A “non-return device” functions in the Inert Gas System (IGS) to prevent hazardous or flammable cargo vapors from flowing from cargo areas back towards machinery spaces and possible ignition sources.
The double block and bleed valve arrangement isolates or blocks the return of gas from the cargo area to the engine room and permits the bleeding of any residual gas in the IGS.
Title 46 CFR Subchapter D, Subpart 32.53 contains the applicability and technical requirements for IGS on tankship vessels.
Currently, 46 CFR § 32.53-10(b) requires each IGS be “designed, constructed, and installed in accordance with the provisions of SOLAS II-2, Regulation 62 . . . .”
However, Regulation 62, has been superseded by SOLAS Chapter II-2, Regulation 5.5.1.

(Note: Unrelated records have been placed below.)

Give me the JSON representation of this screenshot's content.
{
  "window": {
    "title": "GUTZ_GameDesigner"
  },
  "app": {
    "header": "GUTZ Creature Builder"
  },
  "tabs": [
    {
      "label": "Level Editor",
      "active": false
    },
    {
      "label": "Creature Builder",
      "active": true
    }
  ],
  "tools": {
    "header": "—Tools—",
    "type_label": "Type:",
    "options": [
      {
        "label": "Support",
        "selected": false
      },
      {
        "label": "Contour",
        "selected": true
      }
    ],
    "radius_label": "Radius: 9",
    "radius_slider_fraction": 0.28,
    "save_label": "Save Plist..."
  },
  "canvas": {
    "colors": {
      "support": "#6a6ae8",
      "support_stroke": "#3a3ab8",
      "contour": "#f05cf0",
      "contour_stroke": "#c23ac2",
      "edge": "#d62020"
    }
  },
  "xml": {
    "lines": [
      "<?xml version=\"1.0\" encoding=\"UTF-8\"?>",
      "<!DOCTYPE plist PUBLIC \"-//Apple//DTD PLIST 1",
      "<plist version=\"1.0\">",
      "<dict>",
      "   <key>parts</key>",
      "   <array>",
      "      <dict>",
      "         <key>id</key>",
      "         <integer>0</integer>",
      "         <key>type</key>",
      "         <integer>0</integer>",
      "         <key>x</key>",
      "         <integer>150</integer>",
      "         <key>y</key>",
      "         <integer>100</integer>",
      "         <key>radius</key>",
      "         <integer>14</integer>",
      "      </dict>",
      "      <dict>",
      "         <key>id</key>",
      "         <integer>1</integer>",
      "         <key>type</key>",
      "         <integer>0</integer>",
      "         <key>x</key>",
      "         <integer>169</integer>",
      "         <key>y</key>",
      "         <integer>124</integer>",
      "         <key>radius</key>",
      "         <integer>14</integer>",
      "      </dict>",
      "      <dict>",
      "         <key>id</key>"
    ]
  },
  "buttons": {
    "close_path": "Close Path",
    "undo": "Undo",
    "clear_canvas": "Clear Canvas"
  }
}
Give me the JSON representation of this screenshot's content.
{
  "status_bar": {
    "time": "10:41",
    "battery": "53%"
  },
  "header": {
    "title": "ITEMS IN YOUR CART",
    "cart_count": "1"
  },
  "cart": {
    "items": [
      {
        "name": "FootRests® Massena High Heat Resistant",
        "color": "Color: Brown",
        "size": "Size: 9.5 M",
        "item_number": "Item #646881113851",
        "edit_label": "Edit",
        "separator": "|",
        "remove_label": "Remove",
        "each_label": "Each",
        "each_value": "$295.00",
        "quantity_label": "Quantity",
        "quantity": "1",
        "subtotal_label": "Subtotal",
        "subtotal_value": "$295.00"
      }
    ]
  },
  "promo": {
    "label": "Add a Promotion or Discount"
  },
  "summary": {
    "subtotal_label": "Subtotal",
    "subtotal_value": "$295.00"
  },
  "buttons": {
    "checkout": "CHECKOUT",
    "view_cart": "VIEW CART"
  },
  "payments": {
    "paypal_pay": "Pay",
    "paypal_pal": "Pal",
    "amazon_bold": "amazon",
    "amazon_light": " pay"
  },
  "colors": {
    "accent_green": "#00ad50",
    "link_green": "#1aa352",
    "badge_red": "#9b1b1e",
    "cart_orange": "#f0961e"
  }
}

This revised regulation requires compliance with the International Maritime Organization (IMO) Fire Safety Systems Code (FSS Code), Chapter 15, which includes the ability of applicable vessels to use a double block and bleed system in addition to a deck water seal.
Bleed in accordance
As such, a non-return device arranged as a double block and bleed in accordance with the FSS Code may be accepted without MSC approval.
However, MSC approval or certification by a Recognized Organization (RO) under 46 CFR Part 8 must still be obtained for dry seal types.
Coast Guard Port State Control Officers who examine a vessel without an MSC or RO approval for a dry deck seal type should issue a deficiency to be rectified prior to next U.S. port after sailing foreign (Code 40).